Llyn Y Cwn is a remote lake situated just above Devil’s Kitchen at over 700 metres of altitude. Musician Benjamin Powell has used its name as an alter-ego for a decade now, and has recorded in the region numerous times before.  IV, for example, was recorded on Llyn Y Cwn’s shores and released two years ago with the intention being to bring the otherworldly atmosphere and unpredictable conditions of the place – “usually wild and wet but sometimes peaceful and serene” – back down the mountain to his listeners. The numerals in IV‘s track titles denote the precise dates the recordings were taken, with “XVIII” marked out by the artist as particularly important. It is perfectly chilling, haunted by a humming dread and locked in restless stasis; all the more affecting once you learn the artist was in fact stranded in a hollow beneath the lake when he took the source material, and it was his 40th birthday.

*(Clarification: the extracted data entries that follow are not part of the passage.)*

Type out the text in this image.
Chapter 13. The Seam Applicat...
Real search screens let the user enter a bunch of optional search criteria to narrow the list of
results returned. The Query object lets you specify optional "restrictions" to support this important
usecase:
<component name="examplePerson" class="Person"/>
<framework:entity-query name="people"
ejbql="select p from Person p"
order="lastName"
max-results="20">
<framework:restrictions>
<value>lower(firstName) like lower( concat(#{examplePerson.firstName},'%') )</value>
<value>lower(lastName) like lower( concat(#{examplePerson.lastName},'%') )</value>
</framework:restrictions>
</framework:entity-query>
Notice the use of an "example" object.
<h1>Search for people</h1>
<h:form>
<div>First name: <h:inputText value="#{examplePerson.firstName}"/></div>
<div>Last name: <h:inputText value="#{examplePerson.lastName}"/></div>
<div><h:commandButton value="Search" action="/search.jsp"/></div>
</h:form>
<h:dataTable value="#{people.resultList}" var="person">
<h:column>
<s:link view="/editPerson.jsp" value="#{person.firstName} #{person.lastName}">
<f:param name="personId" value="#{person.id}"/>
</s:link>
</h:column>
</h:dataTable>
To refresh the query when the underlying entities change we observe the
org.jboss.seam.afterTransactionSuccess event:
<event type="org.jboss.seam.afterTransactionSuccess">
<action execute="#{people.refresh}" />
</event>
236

Much of that unease carries over into Twll Du, which has been picked up by Cold Spring following a limited release on Powell’s own mankymusic label. Here the tracks are named for the locations in which the material was gathered, so mountains like Y Garn are celebrated, and mythical-looking natural structures like the Castell y Gwynt are brought to empyreal life. Throughout, the Devil’s Kitchen itself casts a dark shadow, helping to capture the area’s paradoxes; as popular as the scrambles are with hikers, and as idyllic as the views might be to picnickers, this is not, as Powell well knows, a place to be taken lightly.

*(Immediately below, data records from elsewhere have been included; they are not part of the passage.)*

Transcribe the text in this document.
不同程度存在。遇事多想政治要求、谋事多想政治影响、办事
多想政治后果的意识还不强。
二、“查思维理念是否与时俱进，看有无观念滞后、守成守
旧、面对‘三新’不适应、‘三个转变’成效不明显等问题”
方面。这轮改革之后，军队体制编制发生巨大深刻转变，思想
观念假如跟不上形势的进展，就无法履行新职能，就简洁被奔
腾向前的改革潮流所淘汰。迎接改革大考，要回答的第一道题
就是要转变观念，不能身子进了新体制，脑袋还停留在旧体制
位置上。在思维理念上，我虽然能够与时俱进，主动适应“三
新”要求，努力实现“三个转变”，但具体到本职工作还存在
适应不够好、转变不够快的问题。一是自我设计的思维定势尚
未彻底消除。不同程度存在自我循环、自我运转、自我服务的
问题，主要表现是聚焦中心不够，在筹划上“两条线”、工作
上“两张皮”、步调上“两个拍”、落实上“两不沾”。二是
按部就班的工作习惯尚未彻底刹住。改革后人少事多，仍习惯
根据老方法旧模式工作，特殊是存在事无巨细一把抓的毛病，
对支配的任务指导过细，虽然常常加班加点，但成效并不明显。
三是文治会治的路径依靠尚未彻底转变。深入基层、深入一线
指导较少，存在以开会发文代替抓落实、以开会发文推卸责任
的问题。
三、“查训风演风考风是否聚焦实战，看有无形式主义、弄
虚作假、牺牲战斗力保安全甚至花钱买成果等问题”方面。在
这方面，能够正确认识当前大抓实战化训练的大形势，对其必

Several tracks here are genuinely hellish. “Glyder Fawr” opens with a bone-rattling gale that only grows in intensity; its eight minutes are an exercise in endurance that bring the mountain’s storms to vivid life, fading only rarely as though the recorder has ducked for respite behind a boulder. In these quieter moments a quivering organ drone finds a gap through the clouds like a beam of light from a guardian angel, but its glow is soon snuffed out by the darker forces at work.

Elsewhere, the album’s title track – a dispatch from the Black Hole itself – submits the listener to a rush of skin-peeling steam so forceful it could well be blasting up from Satan’s cauldron, and, most striking of all, “Cwm Cneifion” picks disembodied growls out of damp descending cloud.  As distant as some of Powell’s locations are from Twll Du itself, the devil’s kitchen seems to impart its mysterious impact upon the entire area, drawing all within the valley to its mouth just as a black hole chews up space.

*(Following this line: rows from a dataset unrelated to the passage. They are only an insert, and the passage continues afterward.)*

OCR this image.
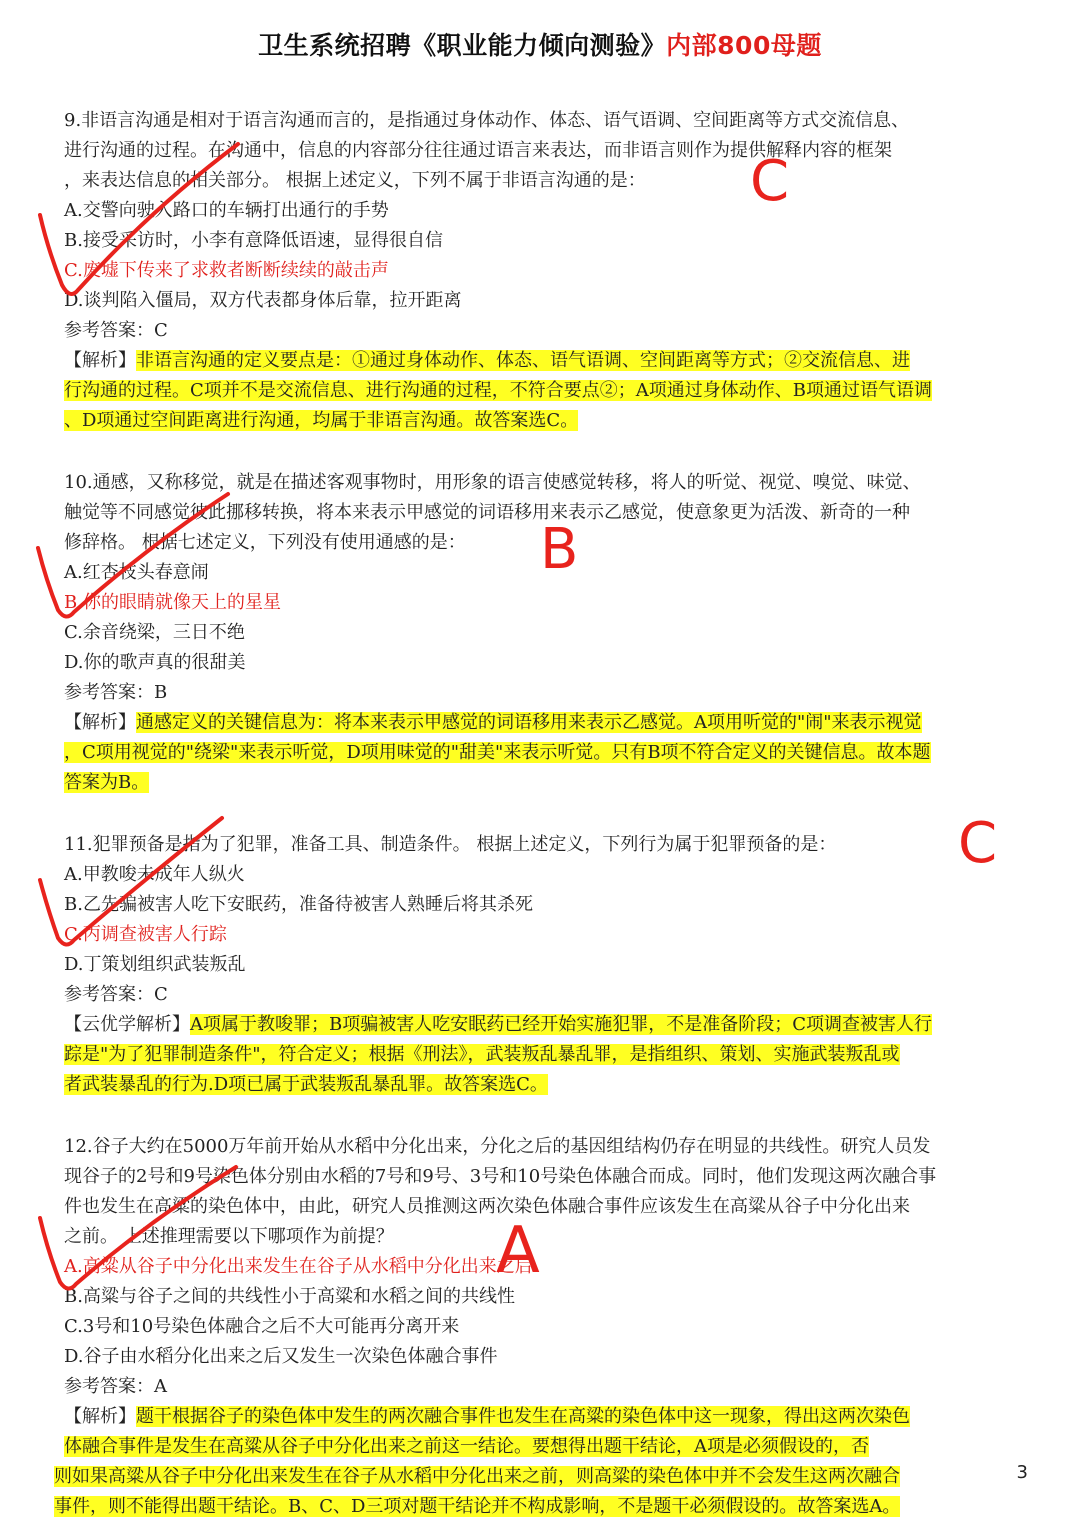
卫生系统招聘《职业能力倾向测验》内部800母题
9.非语言沟通是相对于语言沟通而言的，是指通过身体动作、体态、语气语调、空间距离等方式交流信息、
进行沟通的过程。在沟通中，信息的内容部分往往通过语言来表达，而非语言则作为提供解释内容的框架
，来表达信息的相关部分。 根据上述定义，下列不属于非语言沟通的是：
A.交警向驶入路口的车辆打出通行的手势
B.接受采访时，小李有意降低语速，显得很自信
C.废墟下传来了求救者断断续续的敲击声
D.谈判陷入僵局，双方代表都身体后靠，拉开距离
参考答案：C
【解析】非语言沟通的定义要点是：①通过身体动作、体态、语气语调、空间距离等方式；②交流信息、进
行沟通的过程。C项并不是交流信息、进行沟通的过程，不符合要点②；A项通过身体动作、B项通过语气语调
、D项通过空间距离进行沟通，均属于非语言沟通。故答案选C。
10.通感，又称移觉，就是在描述客观事物时，用形象的语言使感觉转移，将人的听觉、视觉、嗅觉、味觉、
触觉等不同感觉彼此挪移转换，将本来表示甲感觉的词语移用来表示乙感觉，使意象更为活泼、新奇的一种
修辞格。 根据七述定义，下列没有使用通感的是：
A.红杏枝头春意闹
B.你的眼睛就像天上的星星
C.余音绕梁，三日不绝
D.你的歌声真的很甜美
参考答案：B
【解析】通感定义的关键信息为：将本来表示甲感觉的词语移用来表示乙感觉。A项用听觉的"闹"来表示视觉
，C项用视觉的"绕梁"来表示听觉，D项用味觉的"甜美"来表示听觉。只有B项不符合定义的关键信息。故本题
答案为B。
11.犯罪预备是指为了犯罪，准备工具、制造条件。 根据上述定义，下列行为属于犯罪预备的是：
A.甲教唆未成年人纵火
B.乙先骗被害人吃下安眠药，准备待被害人熟睡后将其杀死
C.丙调查被害人行踪
D.丁策划组织武装叛乱
参考答案：C
【云优学解析】A项属于教唆罪；B项骗被害人吃安眠药已经开始实施犯罪，不是准备阶段；C项调查被害人行
踪是"为了犯罪制造条件"，符合定义；根据《刑法》，武装叛乱暴乱罪，是指组织、策划、实施武装叛乱或
者武装暴乱的行为.D项已属于武装叛乱暴乱罪。故答案选C。
12.谷子大约在5000万年前开始从水稻中分化出来，分化之后的基因组结构仍存在明显的共线性。研究人员发
现谷子的2号和9号染色体分别由水稻的7号和9号、3号和10号染色体融合而成。同时，他们发现这两次融合事
件也发生在高粱的染色体中，由此，研究人员推测这两次染色体融合事件应该发生在高粱从谷子中分化出来
之前。 上述推理需要以下哪项作为前提？
A.高粱从谷子中分化出来发生在谷子从水稻中分化出来之后
B.高粱与谷子之间的共线性小于高粱和水稻之间的共线性
C.3号和10号染色体融合之后不大可能再分离开来
D.谷子由水稻分化出来之后又发生一次染色体融合事件
参考答案：A
【解析】题干根据谷子的染色体中发生的两次融合事件也发生在高粱的染色体中这一现象，得出这两次染色
体融合事件是发生在高粱从谷子中分化出来之前这一结论。要想得出题干结论，A项是必须假设的，否
则如果高粱从谷子中分化出来发生在谷子从水稻中分化出来之前，则高粱的染色体中并不会发生这两次融合
事件，则不能得出题干结论。B、C、D三项对题干结论并不构成影响，不是题干必须假设的。故答案选A。
3
C
B
C
A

It is not all doom and gloom, however, as tracks such as “Y Garn,” “Cwm Bochlwyd” and “Castell y Gwynt” offer relative serenity. Even so, as they all arrive in line at the end of the record, you feel as though you’ve paid a princely sum for the respite, especially as the menace gradually reemerges at the album’s close.  “Cwm Bochlwyd” is a beautiful layering of airy organ drones, and easily the most peaceful five minutes you’ll spend in Powell’s vision of the valley.  It represents the glory of the landscape well and is dangerously hypnotic; as the clouds part and the sun dances of the cold, clear water in its central lake, you’re well forgiven for easing off.

Appearing as claws scraping through from the netherworld, the rocks at Castell y Gwynt lend themselves easily to folklore, so it falls quite naturally upon “Castell y Gwynt” to provide an unnerving reminder of the mountains’ treachery to finish the album. As the album’s haunting cover image illustrates, as quickly as the clouds part, they can darken and descend, and there can be no setting better than these famous spikes to acknowledge that fact. Emerging peacefully like a continuation of its predecessor’s tranquil lull, the ten-minute track is the most dynamic of the series, shifting uneasily as gasps of cold air swell and engulf. By the end, as the pressure increases to a skull-crushing extreme, you realise you fell for it: over your shoulder, Twll Du calls again.